I felt like I had to change something. I didn't once regret coming here, it was undoubtedly the best decision of my life. But I felt like I'd accomplished everything I set out to do, and it was just time to leave.
Everything changes. I’m glad I couldn’t change my ticket. I think on some level I knew that deep down, I was hitting a breaking point—I could leave and stay as connected to home and the past and my life the way it was, or I could stay and become detached from it all. Part of me didn’t want to lose…myself. But I did. I completely let go. I actually feel like a different person, now. Free. I went to a party last weekend and met new people, was completely part of the moment instead of looking back at it as if it already happened and I was telling it. That’s how I’ve been feeling lately—part of the moment. It sounds silly, but it’s new for me. I’ve never experienced life this way. I like it. I don’t know if I’ll ever want to go back to the way I was, you know, six days ago, when my whole world was different.

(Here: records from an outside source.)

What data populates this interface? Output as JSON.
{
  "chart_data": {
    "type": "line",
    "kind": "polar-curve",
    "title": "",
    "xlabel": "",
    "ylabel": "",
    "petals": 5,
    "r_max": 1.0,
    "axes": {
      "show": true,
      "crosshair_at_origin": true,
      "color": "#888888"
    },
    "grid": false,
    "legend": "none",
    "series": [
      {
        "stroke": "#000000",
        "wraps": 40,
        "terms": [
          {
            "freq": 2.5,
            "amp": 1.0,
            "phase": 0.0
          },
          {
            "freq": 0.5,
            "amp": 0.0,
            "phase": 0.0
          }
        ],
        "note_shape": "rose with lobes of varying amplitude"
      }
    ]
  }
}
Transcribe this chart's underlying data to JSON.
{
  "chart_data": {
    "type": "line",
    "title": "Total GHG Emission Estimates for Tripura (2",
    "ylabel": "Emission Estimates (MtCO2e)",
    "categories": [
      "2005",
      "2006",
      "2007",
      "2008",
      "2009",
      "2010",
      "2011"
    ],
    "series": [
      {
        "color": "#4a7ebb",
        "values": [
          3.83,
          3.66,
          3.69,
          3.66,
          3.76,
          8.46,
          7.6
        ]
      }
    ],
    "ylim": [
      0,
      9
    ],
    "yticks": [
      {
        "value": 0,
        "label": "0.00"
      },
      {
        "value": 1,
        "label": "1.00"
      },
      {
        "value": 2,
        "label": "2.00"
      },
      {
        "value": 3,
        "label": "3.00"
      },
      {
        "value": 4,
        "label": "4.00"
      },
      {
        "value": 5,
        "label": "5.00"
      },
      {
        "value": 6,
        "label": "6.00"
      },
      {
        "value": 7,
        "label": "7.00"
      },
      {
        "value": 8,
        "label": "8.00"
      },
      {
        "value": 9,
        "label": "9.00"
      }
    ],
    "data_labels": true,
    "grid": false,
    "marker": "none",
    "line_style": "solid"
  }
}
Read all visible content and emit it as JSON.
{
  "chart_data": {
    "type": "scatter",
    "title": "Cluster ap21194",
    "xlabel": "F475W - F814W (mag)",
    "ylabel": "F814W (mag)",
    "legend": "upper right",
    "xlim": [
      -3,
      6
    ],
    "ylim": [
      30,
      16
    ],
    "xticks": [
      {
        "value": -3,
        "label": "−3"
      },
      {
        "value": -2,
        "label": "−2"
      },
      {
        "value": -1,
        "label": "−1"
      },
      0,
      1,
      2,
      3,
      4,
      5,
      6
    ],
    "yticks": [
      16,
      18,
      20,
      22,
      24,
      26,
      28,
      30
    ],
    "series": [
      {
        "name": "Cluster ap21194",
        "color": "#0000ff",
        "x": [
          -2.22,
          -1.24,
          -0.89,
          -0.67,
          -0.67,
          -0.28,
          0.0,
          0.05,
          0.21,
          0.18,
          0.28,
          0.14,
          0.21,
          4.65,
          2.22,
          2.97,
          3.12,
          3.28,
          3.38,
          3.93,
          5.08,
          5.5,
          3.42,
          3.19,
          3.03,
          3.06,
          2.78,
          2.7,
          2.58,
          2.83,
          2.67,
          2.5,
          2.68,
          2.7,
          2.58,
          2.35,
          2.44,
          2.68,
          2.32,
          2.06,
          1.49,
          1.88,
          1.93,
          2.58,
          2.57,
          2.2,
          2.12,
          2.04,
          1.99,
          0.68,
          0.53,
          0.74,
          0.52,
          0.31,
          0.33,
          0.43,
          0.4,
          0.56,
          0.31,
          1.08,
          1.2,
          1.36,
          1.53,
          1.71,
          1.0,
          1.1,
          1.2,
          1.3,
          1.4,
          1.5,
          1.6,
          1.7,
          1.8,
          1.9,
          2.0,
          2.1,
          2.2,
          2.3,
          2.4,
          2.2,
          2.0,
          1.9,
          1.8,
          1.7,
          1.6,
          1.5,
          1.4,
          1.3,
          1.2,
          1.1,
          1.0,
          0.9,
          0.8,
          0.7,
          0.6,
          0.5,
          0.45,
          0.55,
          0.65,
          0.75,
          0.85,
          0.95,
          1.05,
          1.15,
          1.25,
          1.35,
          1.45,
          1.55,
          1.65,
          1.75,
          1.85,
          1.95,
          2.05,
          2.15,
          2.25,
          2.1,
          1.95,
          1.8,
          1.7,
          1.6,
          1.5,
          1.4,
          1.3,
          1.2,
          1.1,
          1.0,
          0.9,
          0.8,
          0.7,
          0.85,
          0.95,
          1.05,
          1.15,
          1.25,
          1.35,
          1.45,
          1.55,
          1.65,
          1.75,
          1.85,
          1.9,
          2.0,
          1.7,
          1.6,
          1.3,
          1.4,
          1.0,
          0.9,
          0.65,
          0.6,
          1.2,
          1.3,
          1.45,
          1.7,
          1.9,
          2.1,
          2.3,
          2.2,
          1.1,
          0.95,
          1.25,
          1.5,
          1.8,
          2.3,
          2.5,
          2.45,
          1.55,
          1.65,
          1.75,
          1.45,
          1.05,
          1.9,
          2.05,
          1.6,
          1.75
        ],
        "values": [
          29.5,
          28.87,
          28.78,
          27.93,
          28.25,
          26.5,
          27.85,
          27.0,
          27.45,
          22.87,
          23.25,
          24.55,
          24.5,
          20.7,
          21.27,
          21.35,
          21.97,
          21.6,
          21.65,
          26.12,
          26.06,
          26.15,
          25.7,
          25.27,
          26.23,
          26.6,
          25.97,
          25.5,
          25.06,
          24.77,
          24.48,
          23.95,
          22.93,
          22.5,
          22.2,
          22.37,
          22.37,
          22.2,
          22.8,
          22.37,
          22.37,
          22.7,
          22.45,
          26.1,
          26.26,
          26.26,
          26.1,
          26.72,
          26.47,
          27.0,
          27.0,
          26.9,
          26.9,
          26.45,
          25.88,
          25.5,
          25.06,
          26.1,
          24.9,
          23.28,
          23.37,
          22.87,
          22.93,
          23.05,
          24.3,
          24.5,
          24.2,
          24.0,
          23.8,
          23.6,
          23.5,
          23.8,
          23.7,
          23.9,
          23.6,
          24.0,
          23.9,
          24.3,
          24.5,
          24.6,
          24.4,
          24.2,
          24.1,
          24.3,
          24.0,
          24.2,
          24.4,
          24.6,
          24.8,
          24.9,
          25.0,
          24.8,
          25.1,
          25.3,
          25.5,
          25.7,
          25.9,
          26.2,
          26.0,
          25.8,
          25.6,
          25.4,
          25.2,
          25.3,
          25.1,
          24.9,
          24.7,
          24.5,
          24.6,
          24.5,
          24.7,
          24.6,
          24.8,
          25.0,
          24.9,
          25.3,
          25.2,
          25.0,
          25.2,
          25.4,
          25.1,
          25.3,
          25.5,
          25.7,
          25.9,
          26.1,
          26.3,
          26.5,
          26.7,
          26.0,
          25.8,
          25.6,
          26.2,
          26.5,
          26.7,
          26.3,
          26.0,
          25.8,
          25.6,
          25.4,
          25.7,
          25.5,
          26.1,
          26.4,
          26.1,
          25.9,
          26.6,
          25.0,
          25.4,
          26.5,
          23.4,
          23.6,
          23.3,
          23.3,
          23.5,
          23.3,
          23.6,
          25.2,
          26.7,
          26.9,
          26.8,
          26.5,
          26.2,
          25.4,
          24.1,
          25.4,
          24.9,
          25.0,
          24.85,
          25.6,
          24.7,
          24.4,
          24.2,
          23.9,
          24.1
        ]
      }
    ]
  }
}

Next week I start work in a factory. Lots of people I know are starting work there, too. It will be a steady job where the season won’t affect our income, so I can count on (as much as anything can be counted on) six weeks of good money. Maybe I won’t come home broke afterall! And I’m officially going to Romania for Ana’s wedding, so would like to have a little money for that. I was planning on packing one suitcase of snacks to avoid buying food while I was there, but I’d probably have to declare it or something, so that wouldn’t be ideal.
I know this blog was very vague. Next one will be better and I’ll talk about actual things I’ve been doing.
P.S. this picture has nothing to do with this blog. It's from New Years. I just think it's funny.